Berbagai macam permasalahan di media sosial seperti ada konten kreator yang memparodikan lagu Indonesia Raya, prank dengan menawarkan uang Rp 10 juta agar membatalkan puasa, prank paket sampah hingga menyebarkan hoaks.
Semua kasus itu dilaporkan dan berakhir di penjara karena terjerat UU ITE. Sebenarnya semua perilaku itu masuk dalam etika berdigital.
Etika berkaitan dengan perilaku, tindakan, tanggapan atau reaksi individu terhadap rangsangan baik individu kelompok atau lingkungan sekitarnya. Itu semua dapat bersifat terbuka atau tertutup. Jadi, jika kita bereaksi terhadap apapun dari orang lain itu sudah sebagai perilaku kita. Perilaku kita itu bisa jadi masuk dalam kategori baik buruk atau pantas tidak pantas.
Dudi Rustandi, dosen Telkom University mengatakan, etika juga menyangkut norma sosial, aturan atau ketentuan yang mengikat warga kelompok dalam masyarakat sebagai panduan tatanan dan pengendali tingkah laku yang sesuai. Norma-norma ini biasanya di tiap daerah berbeda dan semua tetap untuk menjaga kita agar tetap terkontrol
Dudi menjelaskan, etika mengatur baik buruk, pantas atau tidak pantas dan benar salah merujuk pada dampak dan manfaat yang dirasakan. Namun tidak subjektif karena bisa merujuk pada kaidah tertentu misalnya agama, norma masyarakat.
“Sedangkan pantas tidak pantas itu merujuk pada kebaikan atau keburukan yang langsung bersandar pada etiket. Jika tidak terkait dengan interaksi sosial bisa jadi baik. Misalnya, saat tidak ada siapa-siapa, kaki saya naik ke meja karena pegal. Tapi saat sedang Webinar walaupun orang-orangnya melihat melalui laptop tetap tidak akan saya mengangkat kaki saya ke meja,” Ujar Dudi dalam Webinar Gerakan Nasional Literasi Digital 2021 untuk wilayah Kabupaten Cianjur, Jawa Barat, Kamis (15/7/2021).
Etika ini terkait juga dengan benar atau salah perilaku yang langsung berkaitan dengan aturan yang legal misalnya hukum karena itu sudah merujuk pada sebuah kesalahan seseorang.
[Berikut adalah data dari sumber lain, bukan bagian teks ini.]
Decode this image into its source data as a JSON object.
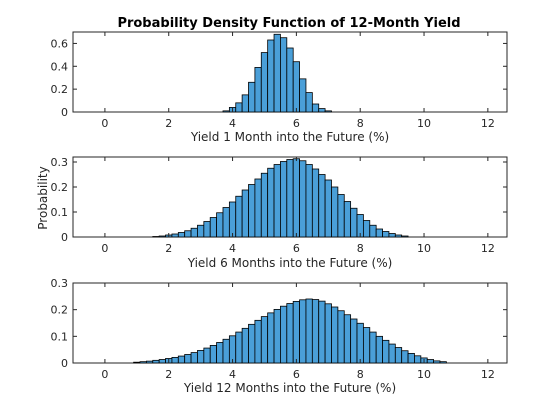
{
  "figure": {
    "title": "Probability Density Function of 12-Month Yield",
    "ylabel": "Probability",
    "bar_color": "#4a9fd8",
    "edge_color": "#000000"
  },
  "chart_data": [
    {
      "type": "bar",
      "xlabel": "Yield 1 Month into the Future (%)",
      "xlim": [
        -1,
        12.6
      ],
      "ylim": [
        0,
        0.7
      ],
      "xticks": [
        0,
        2,
        4,
        6,
        8,
        10,
        12
      ],
      "yticks": [
        0,
        0.2,
        0.4,
        0.6
      ],
      "xtick_labels": [
        "0",
        "2",
        "4",
        "6",
        "8",
        "10",
        "12"
      ],
      "ytick_labels": [
        "0",
        "0.2",
        "0.4",
        "0.6"
      ],
      "bin_width": 0.2,
      "x": [
        3.8,
        4.0,
        4.2,
        4.4,
        4.6,
        4.8,
        5.0,
        5.2,
        5.4,
        5.6,
        5.8,
        6.0,
        6.2,
        6.4,
        6.6,
        6.8,
        7.0
      ],
      "values": [
        0.01,
        0.04,
        0.08,
        0.15,
        0.26,
        0.39,
        0.52,
        0.63,
        0.68,
        0.65,
        0.56,
        0.44,
        0.29,
        0.17,
        0.07,
        0.03,
        0.01
      ]
    },
    {
      "type": "bar",
      "xlabel": "Yield 6 Months into the Future (%)",
      "xlim": [
        -1,
        12.6
      ],
      "ylim": [
        0,
        0.32
      ],
      "xticks": [
        0,
        2,
        4,
        6,
        8,
        10,
        12
      ],
      "yticks": [
        0,
        0.1,
        0.2,
        0.3
      ],
      "xtick_labels": [
        "0",
        "2",
        "4",
        "6",
        "8",
        "10",
        "12"
      ],
      "ytick_labels": [
        "0",
        "0.1",
        "0.2",
        "0.3"
      ],
      "bin_width": 0.2,
      "x": [
        1.6,
        1.8,
        2.0,
        2.2,
        2.4,
        2.6,
        2.8,
        3.0,
        3.2,
        3.4,
        3.6,
        3.8,
        4.0,
        4.2,
        4.4,
        4.6,
        4.8,
        5.0,
        5.2,
        5.4,
        5.6,
        5.8,
        6.0,
        6.2,
        6.4,
        6.6,
        6.8,
        7.0,
        7.2,
        7.4,
        7.6,
        7.8,
        8.0,
        8.2,
        8.4,
        8.6,
        8.8,
        9.0,
        9.2,
        9.4
      ],
      "values": [
        0.002,
        0.004,
        0.008,
        0.012,
        0.018,
        0.025,
        0.035,
        0.047,
        0.062,
        0.078,
        0.097,
        0.118,
        0.14,
        0.163,
        0.188,
        0.21,
        0.232,
        0.255,
        0.275,
        0.29,
        0.302,
        0.31,
        0.313,
        0.305,
        0.29,
        0.272,
        0.25,
        0.228,
        0.2,
        0.17,
        0.142,
        0.115,
        0.09,
        0.066,
        0.047,
        0.032,
        0.022,
        0.014,
        0.008,
        0.004
      ]
    },
    {
      "type": "bar",
      "xlabel": "Yield 12 Months into the Future (%)",
      "xlim": [
        -1,
        12.6
      ],
      "ylim": [
        0,
        0.3
      ],
      "xticks": [
        0,
        2,
        4,
        6,
        8,
        10,
        12
      ],
      "yticks": [
        0,
        0.1,
        0.2,
        0.3
      ],
      "xtick_labels": [
        "0",
        "2",
        "4",
        "6",
        "8",
        "10",
        "12"
      ],
      "ytick_labels": [
        "0",
        "0.1",
        "0.2",
        "0.3"
      ],
      "bin_width": 0.2,
      "x": [
        1.0,
        1.2,
        1.4,
        1.6,
        1.8,
        2.0,
        2.2,
        2.4,
        2.6,
        2.8,
        3.0,
        3.2,
        3.4,
        3.6,
        3.8,
        4.0,
        4.2,
        4.4,
        4.6,
        4.8,
        5.0,
        5.2,
        5.4,
        5.6,
        5.8,
        6.0,
        6.2,
        6.4,
        6.6,
        6.8,
        7.0,
        7.2,
        7.4,
        7.6,
        7.8,
        8.0,
        8.2,
        8.4,
        8.6,
        8.8,
        9.0,
        9.2,
        9.4,
        9.6,
        9.8,
        10.0,
        10.2,
        10.4,
        10.6
      ],
      "values": [
        0.003,
        0.005,
        0.007,
        0.01,
        0.013,
        0.017,
        0.021,
        0.026,
        0.032,
        0.039,
        0.047,
        0.056,
        0.066,
        0.077,
        0.089,
        0.102,
        0.116,
        0.13,
        0.145,
        0.16,
        0.174,
        0.188,
        0.201,
        0.213,
        0.223,
        0.231,
        0.237,
        0.24,
        0.238,
        0.232,
        0.222,
        0.21,
        0.196,
        0.181,
        0.165,
        0.149,
        0.133,
        0.116,
        0.1,
        0.085,
        0.071,
        0.058,
        0.046,
        0.036,
        0.027,
        0.019,
        0.013,
        0.008,
        0.005
      ]
    }
  ]
}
Kalau kita melihat warga digital masih melihat dunia digital ini berbeda daripada dunia nyata.
“Padahal, jika mereka mau lebih sadar, sebenarnya tidak ada yang berubah atau tidak ada yang berbeda karena kita tetap berkomunikasi dengan sesama manusia,” sebutnya.
Di media sosial boleh saja bercanda atau prank tapi sebenarnya kita harus melihat dulu prank apa dan siapa yang kita tuju. Selayaknya bercanda di dunia nyata, tidak mungkin kita melakukannya dengan orang tidak dikenal.
Webinar Gerakan Nasional Literasi Digital 2021 – untuk Indonesia #MakinCakapDigital diselenggarakan Kementerian Komunikasi dan Informatika (KemenKomInfo) bersama Siberkreasi. Webinar wilayah Kabupaten Cianjur, Jawa Barat, Kamis (15/7/2021) ini juga menghadirkan pembicara Queena Fredlina (Dosen STMIK Primakara), Mario Devys (Founder Nunini Agro), Muh Nurfajar Muharrom (RTIK Indonesia), dan Bella Winarta Putri sebagai Key Opinion Leader.
Gerakan Nasional Literasi Digital 2021 – untuk Indonesia #MakinCakapDigital melibatkan 110 lembaga dan komunitas sebagai agen pendidik Literasi Digital. Kegiatan ini diadakan secara virtual berbasis webinar di 34 Provinsi Indonesia dan 514 Kabupaten.
Kegiatan ini menargetkan 10.000.000 orang terliterasi digital pada tahun 2021, hingga tercapai 50 juta orang terliterasi digital pada 2024. Berlandaskan 4 pilar utama, Budaya Bermedia Digital (Digital Culture), Aman Bermedia (Digital Safety), Etis Bermedia Digital (Digital Ethics), dan Cakap Bermedia Digital (Digital Skills) untuk membuat masyarakat Indonesia semakin cakap digital.